Terapi

22 6 0
                                    

-Emma-

Aku tidak percaya apapun yang Alex katakan soal Mr. Taylor. Barangkali dia hanya terlalu berharap guruku itu dapat menjadi pasanganku, karena Alex melihat sosok Mr. Taylor yang begitu mirip dengan Tom.

"Aku merasa Mr. Taylor adalah versi yang lebih baik dari Tom. Hanya saja beda orang dan sepertinya dia tidak emosian," ucapnya pada suatu siang yang mendung di sekolah.

Aku tak tahu bagaimana cara merespon anak itu. Dia jadi banyak bicara dan terus berasumsi mengenai sesuatu yang dilihatnya, terlepas hal itu benar atau tidak.

Tapi di samping itu, aku senang melihat perkembangan Alex yang membuatnya menjadi anak remaja lelaki yang 'normal' dan sudah mengetahui pergaulan di lingkungan sosial.

Kini, aku tengah menggoyangkan kedua kakiku seperti biasanya. Duduk dengan buku sketsa yang sudah dicoret-coret sedemikian rupa. Aku berhenti sejenak, lalu melihat halaman rumah Bibi Jade yang begitu luas. Diam-diam, aku berharap mobil sedan hitam milik Tom itu akan pulang.
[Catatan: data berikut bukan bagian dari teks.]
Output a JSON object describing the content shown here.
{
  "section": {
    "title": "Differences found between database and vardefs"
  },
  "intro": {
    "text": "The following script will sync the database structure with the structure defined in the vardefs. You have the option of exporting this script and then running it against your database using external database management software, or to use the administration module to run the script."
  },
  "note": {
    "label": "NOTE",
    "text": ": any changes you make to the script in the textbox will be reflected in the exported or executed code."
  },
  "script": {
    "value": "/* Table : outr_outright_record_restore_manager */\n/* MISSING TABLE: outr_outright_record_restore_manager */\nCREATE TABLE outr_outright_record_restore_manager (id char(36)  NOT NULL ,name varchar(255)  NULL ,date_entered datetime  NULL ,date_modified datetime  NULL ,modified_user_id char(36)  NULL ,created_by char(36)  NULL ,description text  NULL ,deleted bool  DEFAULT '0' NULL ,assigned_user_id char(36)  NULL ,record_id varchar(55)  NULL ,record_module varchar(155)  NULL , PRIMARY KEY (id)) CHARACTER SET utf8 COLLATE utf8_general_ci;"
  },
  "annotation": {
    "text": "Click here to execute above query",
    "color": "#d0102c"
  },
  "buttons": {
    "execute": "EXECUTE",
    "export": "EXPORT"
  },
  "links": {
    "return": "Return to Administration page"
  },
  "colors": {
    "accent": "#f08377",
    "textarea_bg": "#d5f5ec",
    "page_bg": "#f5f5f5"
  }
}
Ah, apa pikirku? Dia sudah sibuk dengan dunia kuliahnya sendiri.

Lalu aku merasakan hal yang tak nyaman. Jadi, aku pun menggambar sebuah gelas di atas meja dengan isinya yang tumpah.
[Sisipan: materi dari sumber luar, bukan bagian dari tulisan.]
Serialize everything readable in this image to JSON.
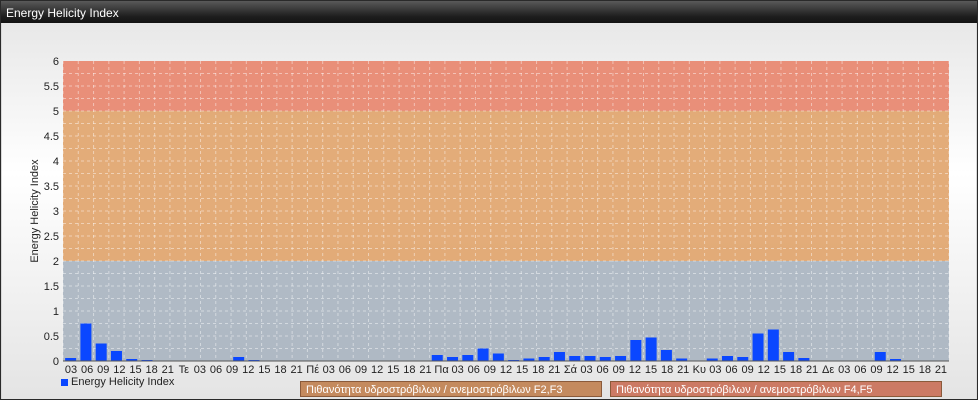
{
  "window": {
    "title": "Energy Helicity Index"
  },
  "chart_data": {
    "type": "bar",
    "ylabel": "Energy Helicity Index",
    "ylim": [
      0,
      6
    ],
    "yticks": [
      "0",
      "0.5",
      "1",
      "1.5",
      "2",
      "2.5",
      "3",
      "3.5",
      "4",
      "4.5",
      "5",
      "5.5",
      "6"
    ],
    "grid": true,
    "series": [
      {
        "name": "Energy Helicity Index",
        "color": "#0a47ff",
        "values": [
          0.06,
          0.75,
          0.35,
          0.2,
          0.04,
          0.02,
          0.01,
          0.01,
          0.01,
          0.01,
          0.01,
          0.08,
          0.02,
          0.01,
          0.01,
          0.01,
          0.01,
          0.01,
          0.01,
          0.01,
          0.01,
          0.01,
          0.01,
          0.01,
          0.12,
          0.08,
          0.12,
          0.25,
          0.15,
          0.02,
          0.05,
          0.08,
          0.18,
          0.1,
          0.1,
          0.08,
          0.1,
          0.42,
          0.47,
          0.22,
          0.05,
          0.01,
          0.05,
          0.1,
          0.08,
          0.55,
          0.63,
          0.18,
          0.06,
          0.01,
          0.01,
          0.01,
          0.01,
          0.18,
          0.04,
          0.01,
          0.01,
          0.01
        ]
      }
    ],
    "categories": [
      "03",
      "06",
      "09",
      "12",
      "15",
      "18",
      "21",
      "Τε",
      "03",
      "06",
      "09",
      "12",
      "15",
      "18",
      "21",
      "Πέ",
      "03",
      "06",
      "09",
      "12",
      "15",
      "18",
      "21",
      "Πα",
      "03",
      "06",
      "09",
      "12",
      "15",
      "18",
      "21",
      "Σά",
      "03",
      "06",
      "09",
      "12",
      "15",
      "18",
      "21",
      "Κυ",
      "03",
      "06",
      "09",
      "12",
      "15",
      "18",
      "21",
      "Δε",
      "03",
      "06",
      "09",
      "12",
      "15",
      "18",
      "21"
    ],
    "tick_labels": [
      "03",
      "06",
      "09",
      "12",
      "15",
      "18",
      "21",
      "Τε",
      "03",
      "06",
      "09",
      "12",
      "15",
      "18",
      "21",
      "Πέ",
      "03",
      "06",
      "09",
      "12",
      "15",
      "18",
      "21",
      "Πα",
      "03",
      "06",
      "09",
      "12",
      "15",
      "18",
      "21",
      "Σά",
      "03",
      "06",
      "09",
      "12",
      "15",
      "18",
      "21",
      "Κυ",
      "03",
      "06",
      "09",
      "12",
      "15",
      "18",
      "21",
      "Δε",
      "03",
      "06",
      "09",
      "12",
      "15",
      "18",
      "21"
    ],
    "bands": [
      {
        "from": 0,
        "to": 2,
        "color": "#a8b4c0"
      },
      {
        "from": 2,
        "to": 5,
        "color": "#e0a36a",
        "label": "Πιθανότητα υδροστρόβιλων / ανεμοστρόβιλων F2,F3"
      },
      {
        "from": 5,
        "to": 6,
        "color": "#e8846c",
        "label": "Πιθανότητα υδροστρόβιλων / ανεμοστρόβιλων F4,F5"
      }
    ]
  },
  "legend": {
    "series_label": "Energy Helicity Index"
  }
}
Aku mengangkat buku sketsaku. Kurasa gambarku kali ini cukup segini saja.

Seorang anak perempuan yang tengah bercermin, dengan meja rias yang berantakan oleh semua peralatan kecantikan. Dan tentu saja, gelas yang tumpah itu.

"Aku beri judul, Refleksi Kehancuran," kataku saat menyerahkan buku itu ke Bibi Jade.
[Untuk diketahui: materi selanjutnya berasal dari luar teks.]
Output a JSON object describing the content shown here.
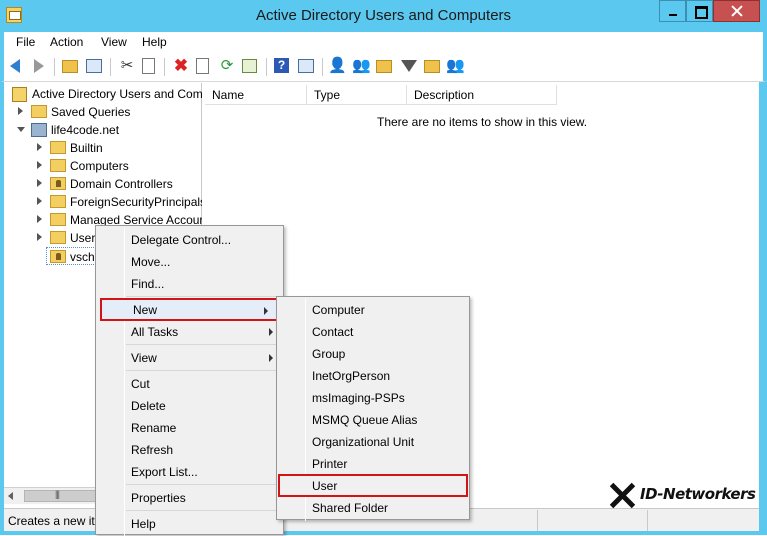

Wanita berumur 42 tahun itu mengangkat bukuku dan seperti biasa, tersenyum kagum sebelum menyiapkan telinganya untuk mendengar ceritaku.

"Duduk sini," ajaknya lalu menyingkirkan beberapa majalah di sofa di depannya. Aku duduk lalu memandang sebentar ke kaca besar yang langsung mengarahkan ke pemandangan kolam renang. Aku merasa nyaman dan kerasan, sembari menunggu Bibi Jade meneliti gambarku.

"Tangannya terluka," ucapnya.

Aku mengangkat sepuluh jari tanganku yang merah-merah. "Bibi Jade," panggilku agar ia melihat tanganku.

Bibi Jade melihat jemariku yang setiap sisi kukunya merah dan agak mengelupas. "Kau cemas lagi?"

Aku mengangguk pelan. "Dua hari ini."

Bibi Jade terdiam dan menyimpan gambarku di atas meja sambil membetulkan posisi duduknya. "Apakah ada yang mengganjal di pikiranmu, sayang?"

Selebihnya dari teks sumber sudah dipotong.